Edge, for instance, is based around a premise that cloud services have been great, but need to be offered closer to users for better latency. It then ignores the fact that the economics of small resources means that Edge services simply can't be delivered for the same cost as centralized ones, so actual Edge implementations have a huge implementation and economics hurdle to jump.
The Internet of Things, similarly, is based on the genuine benefit of networked sensors, which currently use little bits of bandwidth to do useful tasks like monitoring the vital signs of remote equipment. It then extrapolates that to the point where everything in the world is feeding multiple 4K video streams into the Net, without considering the feasibility, utility or economics of that vision.
The AI hype is based on the idea that because some data sometimes reveals useful patterns, all data will do the same. So we need enough AI horsepower to examine all data.
And let's not go into cryptocurrency. Some still see this as the future of finance, ignoring the inconvenient fact that as an industry, it is (maybe) consuming as much energy as all the other data centers - and yet it is still not even close to creating a reliable financial system.

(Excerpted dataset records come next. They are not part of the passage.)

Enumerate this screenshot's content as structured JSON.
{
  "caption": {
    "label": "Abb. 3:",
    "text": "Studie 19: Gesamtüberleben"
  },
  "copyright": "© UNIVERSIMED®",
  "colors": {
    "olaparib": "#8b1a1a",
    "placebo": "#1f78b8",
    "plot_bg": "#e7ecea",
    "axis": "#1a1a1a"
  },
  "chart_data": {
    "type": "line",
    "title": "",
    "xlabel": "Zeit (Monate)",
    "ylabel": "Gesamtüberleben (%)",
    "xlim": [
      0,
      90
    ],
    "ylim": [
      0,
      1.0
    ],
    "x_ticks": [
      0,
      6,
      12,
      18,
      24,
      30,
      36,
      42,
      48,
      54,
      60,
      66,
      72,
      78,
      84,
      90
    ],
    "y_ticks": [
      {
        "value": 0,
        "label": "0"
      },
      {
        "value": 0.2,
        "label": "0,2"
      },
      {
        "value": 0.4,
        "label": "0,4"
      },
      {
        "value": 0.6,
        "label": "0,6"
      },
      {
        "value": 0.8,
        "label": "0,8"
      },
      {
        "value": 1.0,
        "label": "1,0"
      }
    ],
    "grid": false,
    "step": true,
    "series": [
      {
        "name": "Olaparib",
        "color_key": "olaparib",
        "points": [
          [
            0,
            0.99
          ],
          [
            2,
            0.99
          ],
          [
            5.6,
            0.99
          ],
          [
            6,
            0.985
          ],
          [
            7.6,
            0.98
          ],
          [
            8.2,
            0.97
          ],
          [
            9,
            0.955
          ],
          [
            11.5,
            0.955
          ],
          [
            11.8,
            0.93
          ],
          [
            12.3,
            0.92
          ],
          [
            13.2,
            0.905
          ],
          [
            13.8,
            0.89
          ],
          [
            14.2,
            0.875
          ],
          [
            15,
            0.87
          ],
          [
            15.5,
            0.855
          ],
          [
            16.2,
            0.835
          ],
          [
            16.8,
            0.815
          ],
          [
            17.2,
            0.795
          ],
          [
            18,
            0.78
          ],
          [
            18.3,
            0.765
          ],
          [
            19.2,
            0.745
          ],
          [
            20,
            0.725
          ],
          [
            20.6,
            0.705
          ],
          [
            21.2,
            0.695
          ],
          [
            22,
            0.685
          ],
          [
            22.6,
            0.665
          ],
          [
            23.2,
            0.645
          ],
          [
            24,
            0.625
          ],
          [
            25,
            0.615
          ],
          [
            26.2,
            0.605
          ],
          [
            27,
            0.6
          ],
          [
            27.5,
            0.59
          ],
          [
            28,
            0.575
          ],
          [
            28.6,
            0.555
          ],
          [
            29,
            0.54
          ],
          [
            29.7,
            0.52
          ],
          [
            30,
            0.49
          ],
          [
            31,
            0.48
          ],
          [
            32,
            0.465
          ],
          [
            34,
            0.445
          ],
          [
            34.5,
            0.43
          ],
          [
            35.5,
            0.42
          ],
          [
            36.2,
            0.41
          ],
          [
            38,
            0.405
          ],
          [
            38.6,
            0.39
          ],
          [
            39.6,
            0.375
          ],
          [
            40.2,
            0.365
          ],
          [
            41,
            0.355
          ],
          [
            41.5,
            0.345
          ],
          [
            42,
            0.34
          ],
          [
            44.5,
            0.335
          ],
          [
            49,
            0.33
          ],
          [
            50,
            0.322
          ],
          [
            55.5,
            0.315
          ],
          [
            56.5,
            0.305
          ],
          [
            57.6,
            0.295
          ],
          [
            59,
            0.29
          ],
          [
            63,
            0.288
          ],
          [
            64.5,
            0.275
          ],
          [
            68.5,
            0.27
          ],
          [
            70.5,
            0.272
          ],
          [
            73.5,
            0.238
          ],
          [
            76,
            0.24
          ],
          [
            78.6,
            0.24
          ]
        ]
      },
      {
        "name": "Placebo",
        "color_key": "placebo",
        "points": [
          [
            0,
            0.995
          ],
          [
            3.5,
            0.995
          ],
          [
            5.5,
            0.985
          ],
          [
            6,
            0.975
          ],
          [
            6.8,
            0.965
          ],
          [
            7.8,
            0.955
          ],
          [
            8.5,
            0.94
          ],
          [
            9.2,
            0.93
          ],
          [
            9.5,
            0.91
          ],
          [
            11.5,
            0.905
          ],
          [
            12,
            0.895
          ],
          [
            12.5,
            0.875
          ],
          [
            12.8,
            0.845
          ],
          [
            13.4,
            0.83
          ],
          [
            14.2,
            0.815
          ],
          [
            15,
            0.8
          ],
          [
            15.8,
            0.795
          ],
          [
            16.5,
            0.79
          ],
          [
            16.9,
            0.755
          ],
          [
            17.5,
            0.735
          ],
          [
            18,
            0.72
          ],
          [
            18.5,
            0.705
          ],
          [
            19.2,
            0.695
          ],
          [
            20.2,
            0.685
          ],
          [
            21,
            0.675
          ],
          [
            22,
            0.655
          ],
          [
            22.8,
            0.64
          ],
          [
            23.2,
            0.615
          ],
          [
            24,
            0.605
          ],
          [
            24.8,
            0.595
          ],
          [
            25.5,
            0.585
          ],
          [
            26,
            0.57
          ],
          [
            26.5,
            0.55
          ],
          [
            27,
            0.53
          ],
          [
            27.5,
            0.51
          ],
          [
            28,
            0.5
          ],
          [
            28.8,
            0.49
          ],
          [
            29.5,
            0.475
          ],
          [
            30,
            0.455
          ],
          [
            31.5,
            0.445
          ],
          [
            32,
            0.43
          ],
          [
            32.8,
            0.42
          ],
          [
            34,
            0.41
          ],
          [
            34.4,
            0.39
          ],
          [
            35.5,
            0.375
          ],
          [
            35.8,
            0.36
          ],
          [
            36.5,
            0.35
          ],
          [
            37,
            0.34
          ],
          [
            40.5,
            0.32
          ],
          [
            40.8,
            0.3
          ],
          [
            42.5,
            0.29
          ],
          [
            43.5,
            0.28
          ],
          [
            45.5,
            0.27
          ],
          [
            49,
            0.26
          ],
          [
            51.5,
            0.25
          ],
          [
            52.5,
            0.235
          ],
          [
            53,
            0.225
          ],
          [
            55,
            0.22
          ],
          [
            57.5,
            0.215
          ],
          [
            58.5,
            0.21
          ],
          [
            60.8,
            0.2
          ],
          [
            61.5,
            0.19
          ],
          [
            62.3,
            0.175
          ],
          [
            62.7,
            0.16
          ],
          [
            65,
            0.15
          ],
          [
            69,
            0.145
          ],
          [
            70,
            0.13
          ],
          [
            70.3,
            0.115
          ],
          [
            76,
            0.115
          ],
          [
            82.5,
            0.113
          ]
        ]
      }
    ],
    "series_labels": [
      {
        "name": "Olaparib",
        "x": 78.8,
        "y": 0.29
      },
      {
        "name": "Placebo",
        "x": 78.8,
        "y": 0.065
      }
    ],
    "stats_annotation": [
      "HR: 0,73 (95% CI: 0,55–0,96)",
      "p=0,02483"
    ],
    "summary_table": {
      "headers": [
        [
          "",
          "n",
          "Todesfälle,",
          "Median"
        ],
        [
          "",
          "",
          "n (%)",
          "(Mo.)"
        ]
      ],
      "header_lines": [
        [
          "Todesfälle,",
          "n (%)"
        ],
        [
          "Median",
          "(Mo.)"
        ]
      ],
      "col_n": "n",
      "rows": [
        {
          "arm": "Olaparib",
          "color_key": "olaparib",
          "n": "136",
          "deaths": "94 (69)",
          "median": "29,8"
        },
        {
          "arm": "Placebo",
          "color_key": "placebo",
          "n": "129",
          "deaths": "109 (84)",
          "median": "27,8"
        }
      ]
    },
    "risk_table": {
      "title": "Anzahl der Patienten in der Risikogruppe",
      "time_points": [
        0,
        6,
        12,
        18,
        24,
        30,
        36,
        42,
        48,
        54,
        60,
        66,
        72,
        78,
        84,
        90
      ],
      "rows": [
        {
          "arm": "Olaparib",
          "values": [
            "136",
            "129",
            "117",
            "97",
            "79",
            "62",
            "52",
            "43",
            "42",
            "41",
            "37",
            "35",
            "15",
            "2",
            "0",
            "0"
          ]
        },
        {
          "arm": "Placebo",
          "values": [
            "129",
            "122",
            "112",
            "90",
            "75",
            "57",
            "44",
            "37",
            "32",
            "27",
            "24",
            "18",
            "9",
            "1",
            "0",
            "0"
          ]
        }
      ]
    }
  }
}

Time for (non-virtual) reality
A bit of reality has got to be good for us. In context, Meta's cuts are an adjustment to reality, not a crash. One can hope that further reality in the system might encourage the platforms to face up to other facts - such as the pretty obvious truth that its platforms don't assist human flourishing, when their safeguards are incompetent, or absent.
Other organizations, including Salesforce, Oracle, Intel, and Microsoft have made people redundant in recent weeks. All of these will be partly due to similar factors - but all are a manageable proportion of the organizations involved.
Not so Twitter, which started from a smaller size (7.500 staff) but still cut half its people, while remaining in denial about the problems of the digital world. Elon Musk wants his Twitter staff to deliver even more advanced stuff, despite losing the best tech brains, and push further into unreality (it's reported that curating is all but vanishing from the platform).
If we're now ready to wake up from dreams of digitization and the metaverse, we've got plenty of real world work to do.